Some diseases result in scale loss from the fish. However this should not be confused with the most common reason for scale loss which is that resulting from capture (netting or sportfishing). Anglers should be particularly careful to avoid the loss of scales during capture since their removal exposes the skin to entry particularly by bacteria and fungi. Ulcers can be another external characteristic in the skin of diseased fish often as a result of bacterial infection. In carp, ulcers are usually spherical, with red necrotic centers and white edges. Once the ulcers have healed, they are repaired and are often pigmented with a dark tissue called melanin.

Disease in cyprinids can also cause a number of different alterations of the skin including hyperplasia (proliferations of epithelial cells) which is thought to be caused by a herpes-like virus, and papillomas, which are similar to warts, containing connective tissue and a blood supply.

The gills are commonly checked for signs of infection by fisheries scientists since their appearance can indicate a number of things about the health of the fish. Clearly, it is not advisable for anglers to go “poking around” in the fish’s gills, however a recently deceased fish could be examined. The most common change in the gills is cell hyperplasia which can be observed through a microscope, and commonly results from pollutants and parasitic infection, and as a result of environmental stress. As water quality declines, the number of mucous-producing cells and therefore the thickness of the mucous coating of the gills increase, resulting in reduced gas exchange.
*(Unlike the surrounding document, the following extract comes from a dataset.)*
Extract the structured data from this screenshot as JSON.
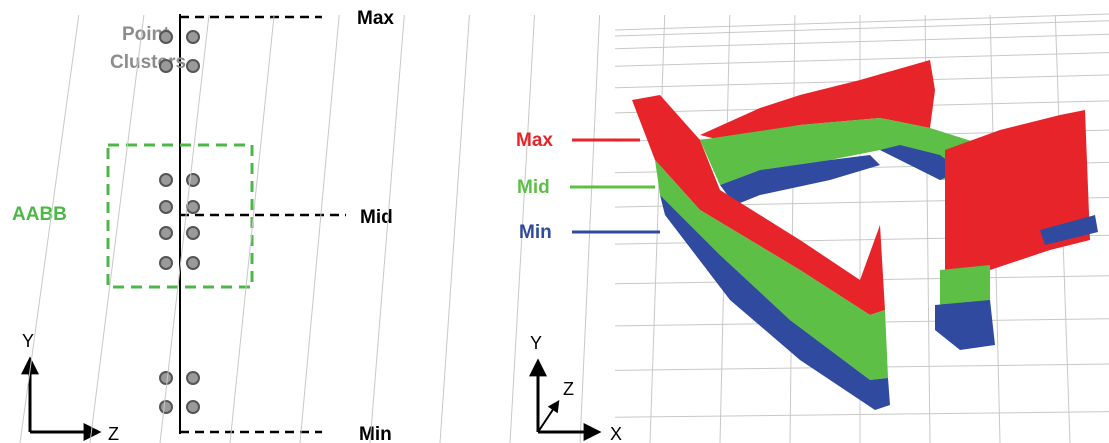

The gills of diseased fish can also show the presence of dead tissue, the loss of surface cells and abnormal accumulation of fluid.

Regarding internal signs of disease, with the exception of pathological signs of disease within the oral cavity, the angler will not be able to tell if a fish is diseased from observing the exterior, unless some of the previously mentioned disease signs are apparent. Hooking lesions are a common site of infection through the entry of viruses, bacteria and fungi, and it is therefore important to use disinfectant on any new hook-holds. Also, if previous hook-holds have become infected, the same disinfectant liquid should be applied as a means of reducing the possibility of further infection. The avoidance of infection and disfiguration through hooking increases the chance of the fish continuing to feed normally.